Ses caractéristiques permettent la réalisation d’images photographiques d’une grande qualité et dont la finesse du grain et la richesse dans les nuances de gris impressionnent aujourd’hui celui qui observe une photo au collodion.

Ce procédé appelé aussi « collodion humide » présente la particularité de devoir être préparé, exposé, puis développé en un temps très court ; en effet une fois sec, le négatif ne peut plus être développé. Ainsi entre la sensibilisation du négatif et son développement, il faut agir vite (environ un quart d’heure).
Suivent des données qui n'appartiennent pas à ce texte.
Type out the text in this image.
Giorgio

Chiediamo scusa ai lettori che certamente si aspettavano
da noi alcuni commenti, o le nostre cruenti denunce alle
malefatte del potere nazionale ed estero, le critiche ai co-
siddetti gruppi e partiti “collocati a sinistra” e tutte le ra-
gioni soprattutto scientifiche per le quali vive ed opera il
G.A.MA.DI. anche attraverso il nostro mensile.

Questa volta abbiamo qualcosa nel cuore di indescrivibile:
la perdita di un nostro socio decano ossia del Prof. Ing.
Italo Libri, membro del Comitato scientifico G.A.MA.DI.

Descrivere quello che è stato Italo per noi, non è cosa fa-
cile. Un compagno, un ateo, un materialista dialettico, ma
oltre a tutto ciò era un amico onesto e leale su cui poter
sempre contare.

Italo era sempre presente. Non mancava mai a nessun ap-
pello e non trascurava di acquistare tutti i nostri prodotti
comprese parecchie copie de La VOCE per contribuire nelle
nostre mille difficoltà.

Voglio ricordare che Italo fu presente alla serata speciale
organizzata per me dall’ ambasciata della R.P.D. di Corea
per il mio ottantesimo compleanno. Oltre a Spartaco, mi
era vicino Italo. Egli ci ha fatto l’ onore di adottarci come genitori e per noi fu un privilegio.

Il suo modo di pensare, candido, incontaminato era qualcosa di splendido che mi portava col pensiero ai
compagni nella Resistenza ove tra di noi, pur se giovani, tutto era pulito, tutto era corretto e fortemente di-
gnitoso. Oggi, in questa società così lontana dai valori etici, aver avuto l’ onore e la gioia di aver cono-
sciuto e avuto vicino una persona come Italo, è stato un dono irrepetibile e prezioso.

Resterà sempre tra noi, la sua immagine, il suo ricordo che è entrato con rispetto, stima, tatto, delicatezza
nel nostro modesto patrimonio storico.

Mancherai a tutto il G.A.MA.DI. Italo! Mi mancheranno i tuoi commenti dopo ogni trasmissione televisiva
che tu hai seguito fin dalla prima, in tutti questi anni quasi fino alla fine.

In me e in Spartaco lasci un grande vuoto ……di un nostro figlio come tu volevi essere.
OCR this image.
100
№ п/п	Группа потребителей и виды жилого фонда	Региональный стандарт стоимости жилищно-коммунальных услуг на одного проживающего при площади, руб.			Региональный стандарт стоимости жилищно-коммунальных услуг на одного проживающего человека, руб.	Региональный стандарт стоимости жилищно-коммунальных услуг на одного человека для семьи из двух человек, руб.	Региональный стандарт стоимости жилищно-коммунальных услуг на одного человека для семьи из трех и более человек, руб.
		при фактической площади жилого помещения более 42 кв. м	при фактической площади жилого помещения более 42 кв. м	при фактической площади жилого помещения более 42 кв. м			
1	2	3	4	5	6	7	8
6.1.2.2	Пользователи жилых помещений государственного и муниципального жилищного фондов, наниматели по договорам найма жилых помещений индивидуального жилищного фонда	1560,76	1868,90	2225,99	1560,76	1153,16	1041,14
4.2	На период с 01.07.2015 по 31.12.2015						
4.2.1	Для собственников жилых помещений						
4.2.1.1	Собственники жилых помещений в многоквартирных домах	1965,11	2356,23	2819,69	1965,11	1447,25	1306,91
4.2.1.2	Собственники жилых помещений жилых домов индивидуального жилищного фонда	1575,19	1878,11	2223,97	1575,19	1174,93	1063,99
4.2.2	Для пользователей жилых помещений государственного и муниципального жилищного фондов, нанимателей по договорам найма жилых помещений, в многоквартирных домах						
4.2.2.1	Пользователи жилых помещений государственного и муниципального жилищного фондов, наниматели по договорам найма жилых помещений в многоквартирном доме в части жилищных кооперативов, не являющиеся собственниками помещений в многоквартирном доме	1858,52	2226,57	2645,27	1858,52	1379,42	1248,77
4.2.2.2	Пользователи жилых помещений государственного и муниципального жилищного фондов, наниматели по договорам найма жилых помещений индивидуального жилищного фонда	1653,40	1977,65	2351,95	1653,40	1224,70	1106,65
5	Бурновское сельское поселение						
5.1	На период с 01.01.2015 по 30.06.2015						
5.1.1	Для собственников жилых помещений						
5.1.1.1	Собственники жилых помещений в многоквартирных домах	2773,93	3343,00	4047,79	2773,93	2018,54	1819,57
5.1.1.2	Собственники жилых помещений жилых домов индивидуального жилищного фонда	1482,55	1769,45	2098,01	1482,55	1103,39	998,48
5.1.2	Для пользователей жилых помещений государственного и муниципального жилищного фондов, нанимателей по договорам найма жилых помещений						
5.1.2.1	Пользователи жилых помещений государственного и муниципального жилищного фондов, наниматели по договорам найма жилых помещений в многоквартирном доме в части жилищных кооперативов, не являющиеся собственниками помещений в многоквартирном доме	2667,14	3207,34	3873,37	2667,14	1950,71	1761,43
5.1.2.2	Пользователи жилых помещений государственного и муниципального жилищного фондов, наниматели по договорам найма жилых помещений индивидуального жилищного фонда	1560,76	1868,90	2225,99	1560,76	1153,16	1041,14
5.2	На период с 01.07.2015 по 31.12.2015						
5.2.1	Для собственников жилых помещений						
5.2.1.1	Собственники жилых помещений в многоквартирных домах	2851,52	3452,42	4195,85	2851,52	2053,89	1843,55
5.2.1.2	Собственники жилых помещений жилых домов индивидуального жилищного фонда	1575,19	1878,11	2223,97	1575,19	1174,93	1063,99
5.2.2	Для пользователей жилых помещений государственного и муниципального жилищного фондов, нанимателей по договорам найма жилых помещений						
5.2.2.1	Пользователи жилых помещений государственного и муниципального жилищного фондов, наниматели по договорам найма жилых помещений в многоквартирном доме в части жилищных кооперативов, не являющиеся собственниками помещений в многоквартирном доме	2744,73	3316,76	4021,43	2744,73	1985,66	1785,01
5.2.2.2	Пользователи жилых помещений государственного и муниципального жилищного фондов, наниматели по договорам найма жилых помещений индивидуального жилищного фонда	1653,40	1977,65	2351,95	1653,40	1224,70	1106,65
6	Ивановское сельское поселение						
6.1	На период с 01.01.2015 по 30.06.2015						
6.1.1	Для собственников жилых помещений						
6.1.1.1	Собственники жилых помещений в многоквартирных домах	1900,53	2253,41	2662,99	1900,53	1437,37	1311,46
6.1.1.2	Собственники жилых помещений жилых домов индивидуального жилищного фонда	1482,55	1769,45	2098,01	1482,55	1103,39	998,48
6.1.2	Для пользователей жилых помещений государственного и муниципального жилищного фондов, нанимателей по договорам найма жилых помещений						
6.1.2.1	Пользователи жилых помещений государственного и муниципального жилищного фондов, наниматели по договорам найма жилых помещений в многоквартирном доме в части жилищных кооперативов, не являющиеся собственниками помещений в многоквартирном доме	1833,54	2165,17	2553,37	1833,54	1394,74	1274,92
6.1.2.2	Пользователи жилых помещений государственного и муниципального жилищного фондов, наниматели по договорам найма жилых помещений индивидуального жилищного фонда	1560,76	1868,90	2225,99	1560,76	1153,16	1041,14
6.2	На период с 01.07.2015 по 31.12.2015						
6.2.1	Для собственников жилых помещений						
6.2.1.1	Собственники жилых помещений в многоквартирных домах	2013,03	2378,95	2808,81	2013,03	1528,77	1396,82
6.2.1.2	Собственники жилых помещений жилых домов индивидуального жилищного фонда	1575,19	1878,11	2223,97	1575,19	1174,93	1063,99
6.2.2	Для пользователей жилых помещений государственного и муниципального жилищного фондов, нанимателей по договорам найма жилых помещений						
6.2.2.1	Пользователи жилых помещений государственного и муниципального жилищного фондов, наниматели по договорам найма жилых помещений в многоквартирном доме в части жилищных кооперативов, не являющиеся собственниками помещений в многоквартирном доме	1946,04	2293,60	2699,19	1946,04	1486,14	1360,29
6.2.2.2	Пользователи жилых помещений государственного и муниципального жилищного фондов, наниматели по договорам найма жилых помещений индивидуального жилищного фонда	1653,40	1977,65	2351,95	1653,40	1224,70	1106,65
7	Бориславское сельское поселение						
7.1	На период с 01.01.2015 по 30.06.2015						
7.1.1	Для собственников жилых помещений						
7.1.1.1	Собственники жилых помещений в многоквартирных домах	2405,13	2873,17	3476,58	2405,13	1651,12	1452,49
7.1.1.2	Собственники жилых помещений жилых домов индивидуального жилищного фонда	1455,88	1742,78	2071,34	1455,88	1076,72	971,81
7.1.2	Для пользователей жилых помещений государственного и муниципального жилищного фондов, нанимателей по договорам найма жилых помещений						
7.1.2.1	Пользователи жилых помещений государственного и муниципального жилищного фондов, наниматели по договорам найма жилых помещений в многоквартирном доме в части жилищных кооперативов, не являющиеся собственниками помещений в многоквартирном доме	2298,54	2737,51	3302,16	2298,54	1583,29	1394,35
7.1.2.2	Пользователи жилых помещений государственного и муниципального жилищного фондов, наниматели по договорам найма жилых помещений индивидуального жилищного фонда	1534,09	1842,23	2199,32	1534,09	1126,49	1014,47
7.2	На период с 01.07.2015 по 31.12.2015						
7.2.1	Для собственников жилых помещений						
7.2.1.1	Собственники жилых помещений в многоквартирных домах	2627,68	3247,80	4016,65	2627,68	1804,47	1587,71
Pour résumer la phase technique de ce procédé simple et complexe à la fois : des sels sont dissouts dans de l’alcool puis sont ajoutés au collodion officinal. Ce mélange photosensible va ensuite être coulé sur une plaque de verre, elle-même sensibilisée dans une solution de nitrate d’argent. La plaque sera exposée au moment de la prise de vue puis développée à l’aide d’une solution au sulfate de fer avant fixation de l’image.

Depuis quelques années, le procédé utilisé par quelques passionnés avertis aux 4 coins du monde, répond à une recherche d’authenticité ainsi qu’à une certaine éloge de la patience. En effet, les nombreuses étapes, quelquefois ingrates comme le nettoyage intensif et long de tout le matériel, l’apprivoisement des chimies, la rigueur apportée à chaque étape demandent un long apprentissage et de très nombreux essais, mais permettent aussi au bout de nombreuses tentatives, la réalisation de portraits uniques et intemporels.